Il ciclismo è uno sport pieno di incognite. Da sempre il successo, di una singola corsa o di una grande gara a tappe è l’inanellarsi armonico di condizioni propizie che parte dalla forza del campione che taglia il traguardo per primo. Tra il “chilometro 0” e la linea d’arrivo c’è una quantità infinita di imprevisti che rendono incerto anche l’esito più scontato. La forma fisica del corridore (che è anzitutto umano), le insidie del percorso, le forature, i guasti meccanici e il meteo rientrano nell’ordinario.

La storia del ciclismo è costellata poi di episodi curiosi o sfortunati: la borraccia sotto le ruote, la chiusura di un passaggio a livello, il selfie invadente di un tifoso, la cinghia di una macchina fotografica che aggancia un manubrio, l’invasione della carreggiata da parte di un animale o di una vettura non autorizzata.

Tutti questi fattori, possono determinare fortune e disgrazie di un singolo ciclista escludendolo dalla corsa per la vittoria o rendendolo campione.

Il Giro d’Italia 2020 convive da due settimane con l’incognita per eccellenza, il Covid-19. Se il Tour de France si è concluso in una fase di contagio più contenuta, la Corsa Rosa combatte con numeri più preoccupanti e che ogni giorno crucciano organizzatori, appassionati e ovviamente ciclisti. Positivi corridori, membri dello staff delle squadre e oggi anche 17 agenti di scorta al “Giro-E”, l’evento cicloturistico che permette agli appassionati di percorrere le stesse tappe dei professionisti anticipandoli nella stessa giornata.

Due squadre hanno già abbandonato il Giro che procede verso Milano dove spera di arrivare domenica 25 ottobre. Le incognite, quelle capitali, sono tutte legate alla terza settimana di gara e vertono su due questioni fondamentali. Il clima e il Covid: il primo potrebbe rendere impraticabili le vette più attese, lo spostamento ad ottobre è stato programmato e sin dall’inizio si è messo in conto il rischio del taglio del passaggio sullo Stelvio alla diciannovesima tappa e sul Colle dell’Agnello alla ventesima. L’eliminazione di queste salite storiche inciderebbe non poco sull’esito finale, incide sin da adesso perché chi le attende per tentare l’assalto alla maglia rosa potrebbe trovarsi senza il trampolino di lancio per cui ha risparmiato energie.

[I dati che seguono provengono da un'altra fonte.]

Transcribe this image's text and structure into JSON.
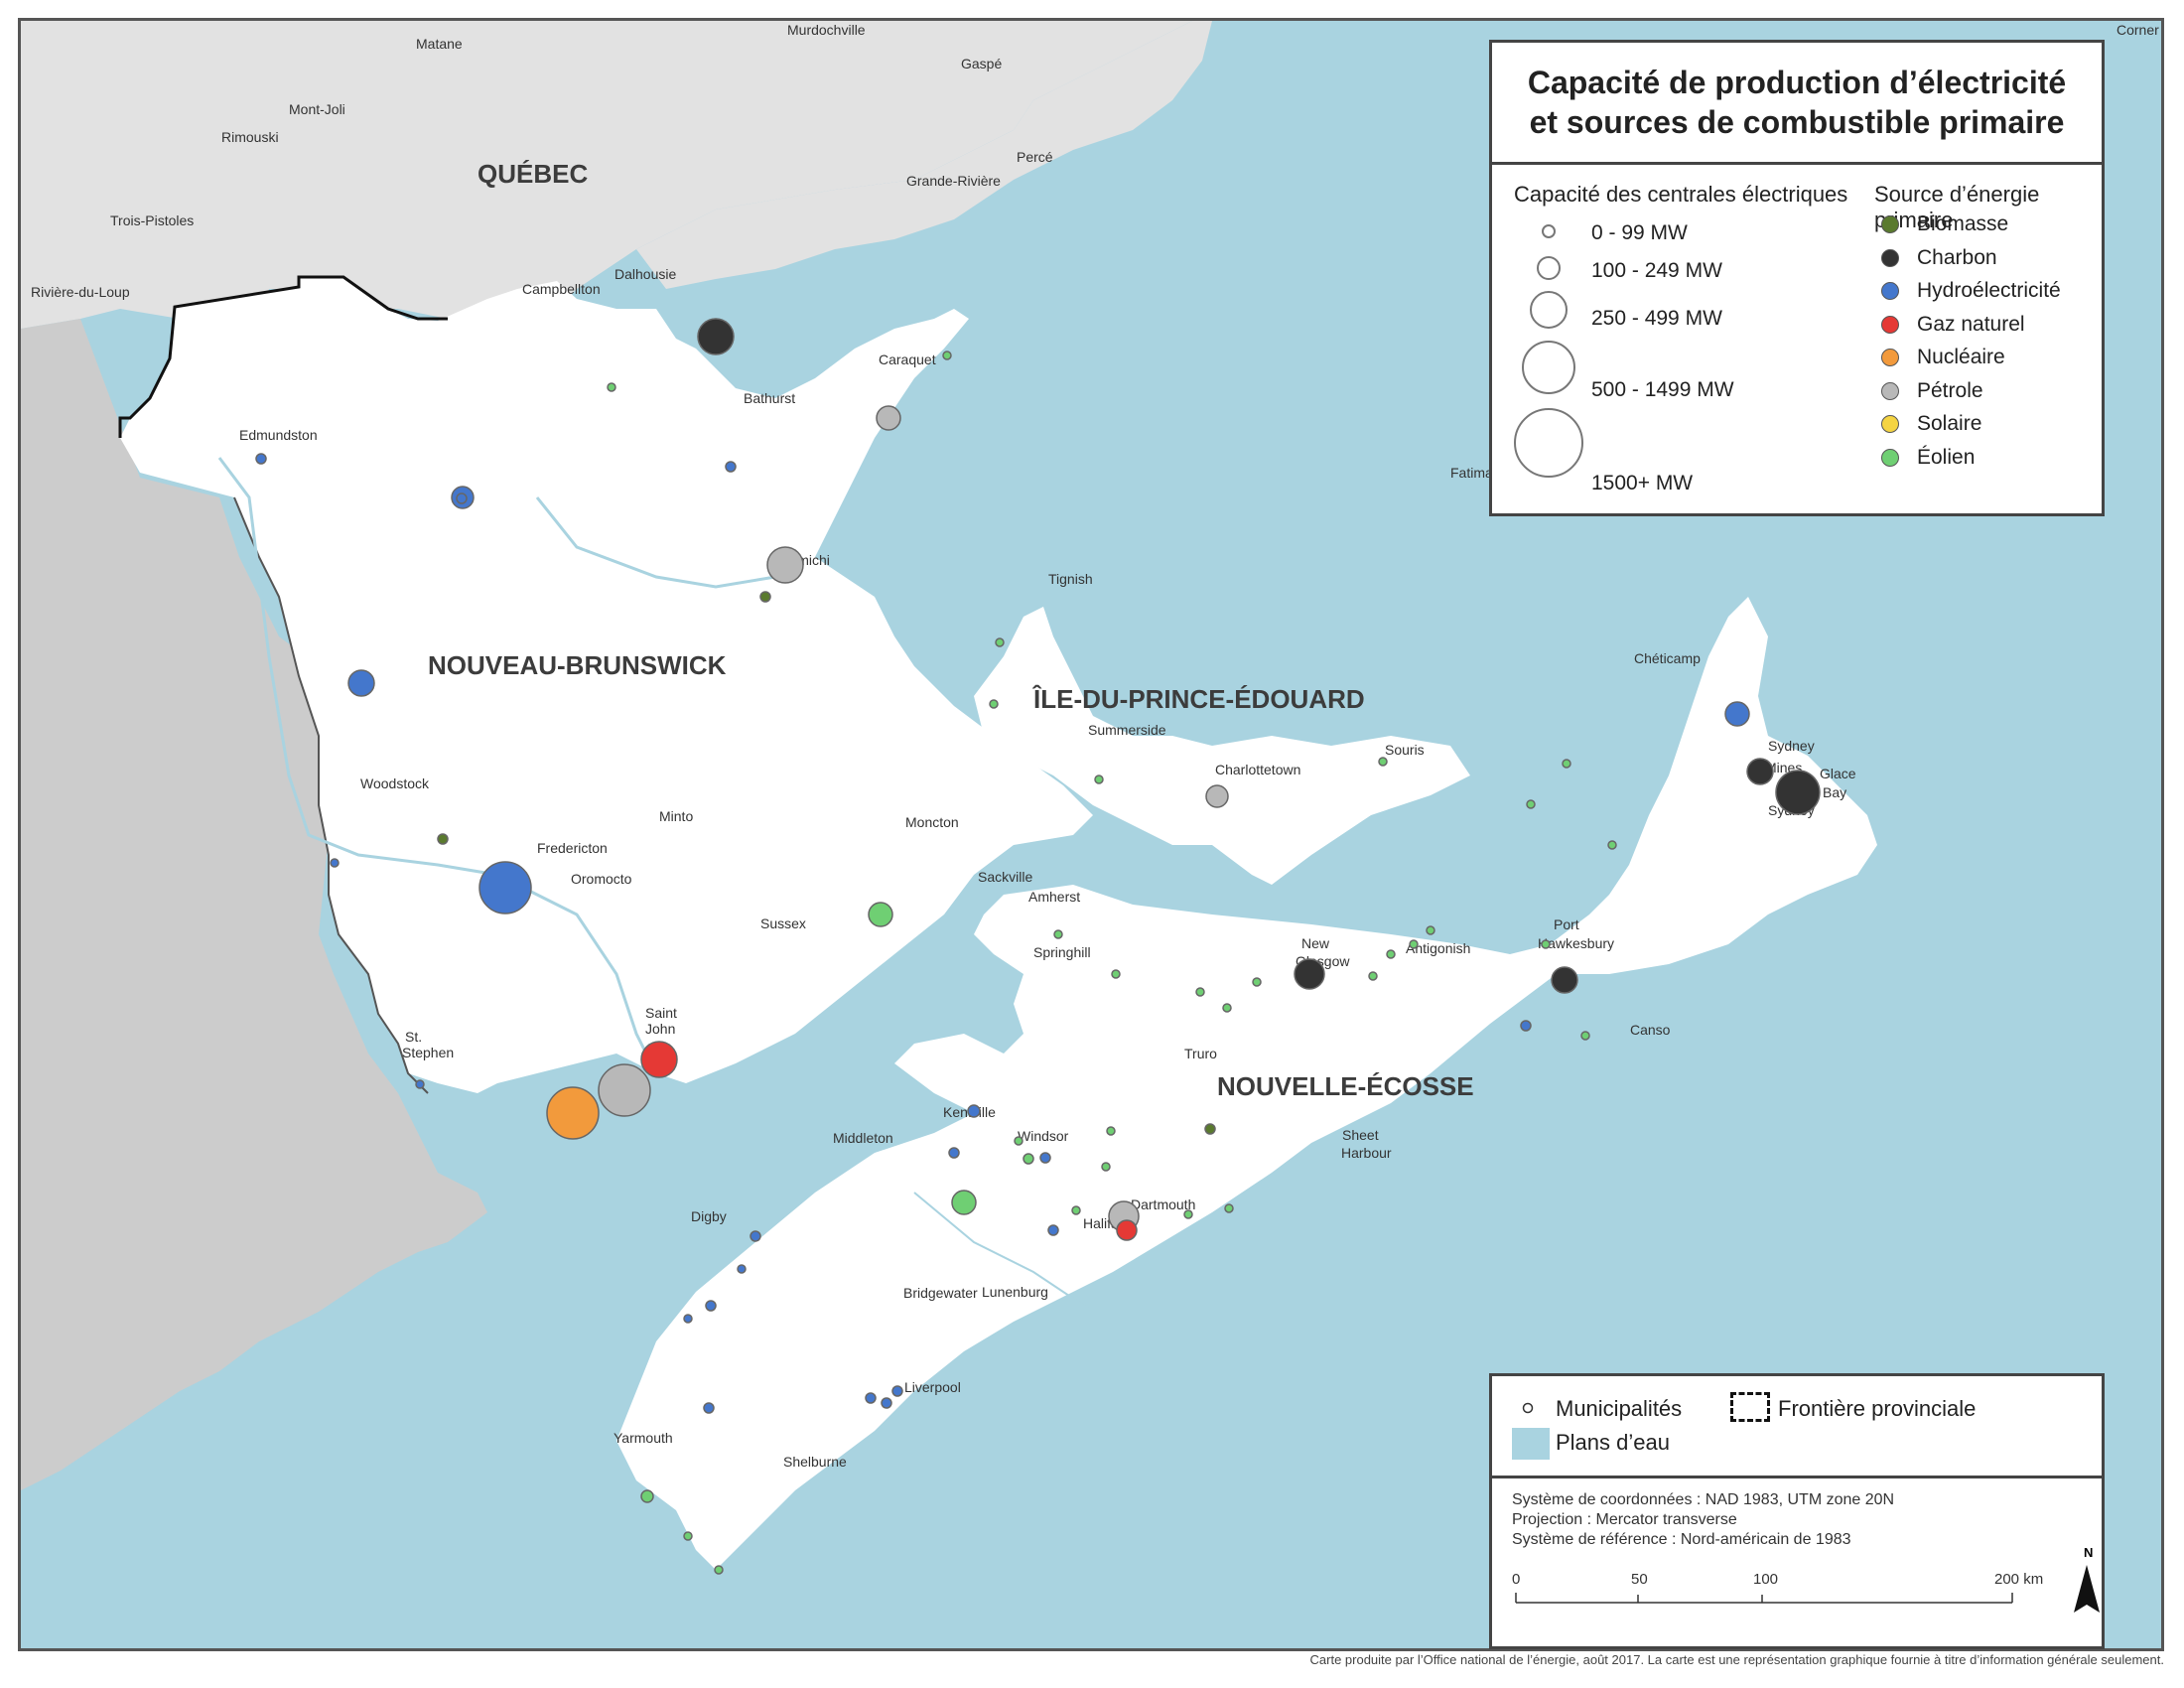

Se non bastasse questo quadro, il progredire dei contagi sembra attorniare la Carovana Rosa e il virus ha evidentemente forato la “bolla”, il protocollo anti-Covid che isola ogni squadra per evitare il contatto con elementi esterni e dunque potenziali contaminazioni. I giorni di riposo dedicati ai tamponi lasciano in eredità stress e preoccupazione sino all’esito. Immaginate se uno dei protagonisti dovesse risultare positivo al tampone di martedì 19 ottobre (ultimo giorno di riposo) a soli sei giorni dalla crono di Milano.

Il Giro, così come ha già fatto il Tour e si appresta a fare la Vuelta che parte il 20 ottobre, hanno scelto di non fermarsi e spero non lo facciano mai. Difendono la loro storia, il movimento che certamente avrebbe subito ripercussioni economiche serie e la gente che se non può popolare stadi e palazzetti può scendere in strada per vedere passare i ciclisti. Pochi secondi di normalità in un mondo anormale, pieno di privazioni e incognite che ci rendono uguali nelle nostre fragilità. Campioni e gregari, tifosi, massaggiatori, giornalisti e organizzatori adesso procedono come funamboli sullo stesso sottile filo rosa, teso fino all’estremo, tra il cielo e il precipizio.